July 31, 2009 / 2:14 PM / 10 years ago

China says Xinjiang riot media openness a success

BEIJING (Reuters) - China’s central and regional propaganda offices have concluded that their strategy of media openness following ethnic riots in the far western city of Urumqi was a success, the Xinhua news agency said on Friday.

A militia takes an oath as they line up for a parade in Urumqi, Xinjiang Uigur Autonomous Region, July 28, 2009. REUTERS/China Daily

A central and local task force convened shortly after the July 5 riots, as foreign media flooded in to cover the aftermath of Uighur attacks on Han Chinese in Urumqi following a protest over the deaths of Uighur workers at a factory in south China.

The access for foreign media in Urumqi was in marked contrast to a blanket prohibition on travel to Tibetan areas after last March, when demonstrations across the plateau followed deadly riots in Lhasa on March 14.

“Openness stemmed from confidence, rumors were stopped by truth, by the rapid and wide dissemination of truth,” Wang Zhen, the vice chief of the Communist Party’s Propaganda Department and director of the State Council Information Office, was quoted by Xinhua as saying.

Foreign ministry officials have conveyed similar satisfaction about overall media coverage of Xinjiang this month, although individual reporters and media organizations have been scolded for what Chinese officials see as “biased coverage.”

Chinese media and Internet commentators have also accused Western media outlets of bias against China when covering Tibetan or Uighur issues.

The Chinese decision to work with foreign reporters was based in part on the negative coverage of Chinese handling of the Tibetan unrest, as well as on the overwhelmingly sympathetic coverage when nearly all controls on domestic and foreign reporting were lifted after the May 2008 Sichuan earthquake, sources have told Reuters.

In the week after the riots, foreign reporters were largely free to travel and interview in Urumqi, where 197 people died and over 1,000 were injured. Over 1,500 people have been detained, although none has been formally charged.

However, foreign reporters traveling to the historic Uighur city of Kashgar, in the south of Xinjiang, were prevented from leaving hotels and escorted to the airport in the week after the riots.
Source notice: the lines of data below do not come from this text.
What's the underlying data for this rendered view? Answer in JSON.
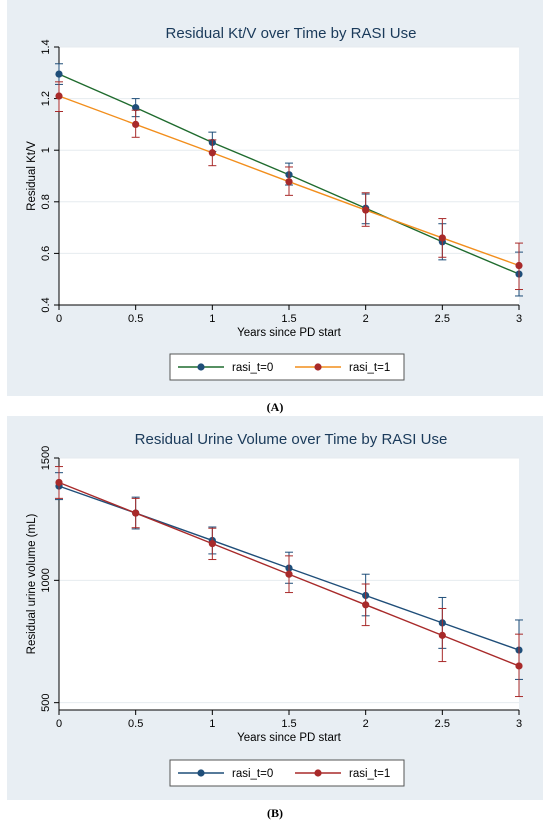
{
  "chart_data": [
    {
      "type": "line",
      "title": "Residual Kt/V over Time by RASI Use",
      "xlabel": "Years since PD start",
      "ylabel": "Residual Kt/V",
      "x": [
        0,
        0.5,
        1,
        1.5,
        2,
        2.5,
        3
      ],
      "x_ticks": [
        "0",
        "0.5",
        "1",
        "1.5",
        "2",
        "2.5",
        "3"
      ],
      "y_ticks": [
        "0.4",
        "0.6",
        "0.8",
        "1",
        "1.2",
        "1.4"
      ],
      "y_tick_values": [
        0.4,
        0.6,
        0.8,
        1.0,
        1.2,
        1.4
      ],
      "xlim": [
        0,
        3
      ],
      "ylim": [
        0.4,
        1.4
      ],
      "legend_position": "bottom",
      "series": [
        {
          "name": "rasi_t=0",
          "line_color": "#1f6b2e",
          "marker_color": "#1f4e79",
          "values": [
            1.295,
            1.165,
            1.03,
            0.905,
            0.775,
            0.645,
            0.52
          ],
          "ci_low": [
            1.255,
            1.13,
            0.995,
            0.865,
            0.715,
            0.575,
            0.435
          ],
          "ci_high": [
            1.335,
            1.2,
            1.07,
            0.95,
            0.83,
            0.715,
            0.605
          ]
        },
        {
          "name": "rasi_t=1",
          "line_color": "#f28e1c",
          "marker_color": "#a82a2a",
          "values": [
            1.21,
            1.1,
            0.99,
            0.878,
            0.768,
            0.66,
            0.553
          ],
          "ci_low": [
            1.15,
            1.05,
            0.94,
            0.825,
            0.705,
            0.585,
            0.46
          ],
          "ci_high": [
            1.265,
            1.155,
            1.04,
            0.935,
            0.835,
            0.735,
            0.64
          ]
        }
      ]
    },
    {
      "type": "line",
      "title": "Residual Urine Volume over Time by RASI Use",
      "xlabel": "Years since PD start",
      "ylabel": "Residual urine volume (mL)",
      "x": [
        0,
        0.5,
        1,
        1.5,
        2,
        2.5,
        3
      ],
      "x_ticks": [
        "0",
        "0.5",
        "1",
        "1.5",
        "2",
        "2.5",
        "3"
      ],
      "y_ticks": [
        "500",
        "1000",
        "1500"
      ],
      "y_tick_values": [
        500,
        1000,
        1500
      ],
      "xlim": [
        0,
        3
      ],
      "ylim": [
        470,
        1500
      ],
      "legend_position": "bottom",
      "series": [
        {
          "name": "rasi_t=0",
          "line_color": "#1f4e79",
          "marker_color": "#1f4e79",
          "values": [
            1385,
            1275,
            1163,
            1050,
            938,
            826,
            715
          ],
          "ci_low": [
            1330,
            1210,
            1108,
            988,
            855,
            722,
            595
          ],
          "ci_high": [
            1440,
            1340,
            1218,
            1115,
            1025,
            930,
            838
          ]
        },
        {
          "name": "rasi_t=1",
          "line_color": "#a82a2a",
          "marker_color": "#a82a2a",
          "values": [
            1400,
            1275,
            1150,
            1025,
            900,
            775,
            650
          ],
          "ci_low": [
            1335,
            1215,
            1085,
            950,
            815,
            668,
            525
          ],
          "ci_high": [
            1465,
            1335,
            1213,
            1100,
            985,
            885,
            780
          ]
        }
      ]
    }
  ],
  "captions": {
    "a": "(A)",
    "b": "(B)"
  }
}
Reporters returning to Xinjiang in July found locals were required to immediately report their presence to authorities.

Some foreign tourists with previously planned trips to Kashgar have also had their flights canceled.

Foreign travelers were barred from any Tibetan areas for most of the remainder of 2008, devastating the region’s tourism industry, and again during the one-year anniversary this March.

Most foreign NGOs working in Lhasa have been forced to leave Tibet since the demonstrations, NGO sources said.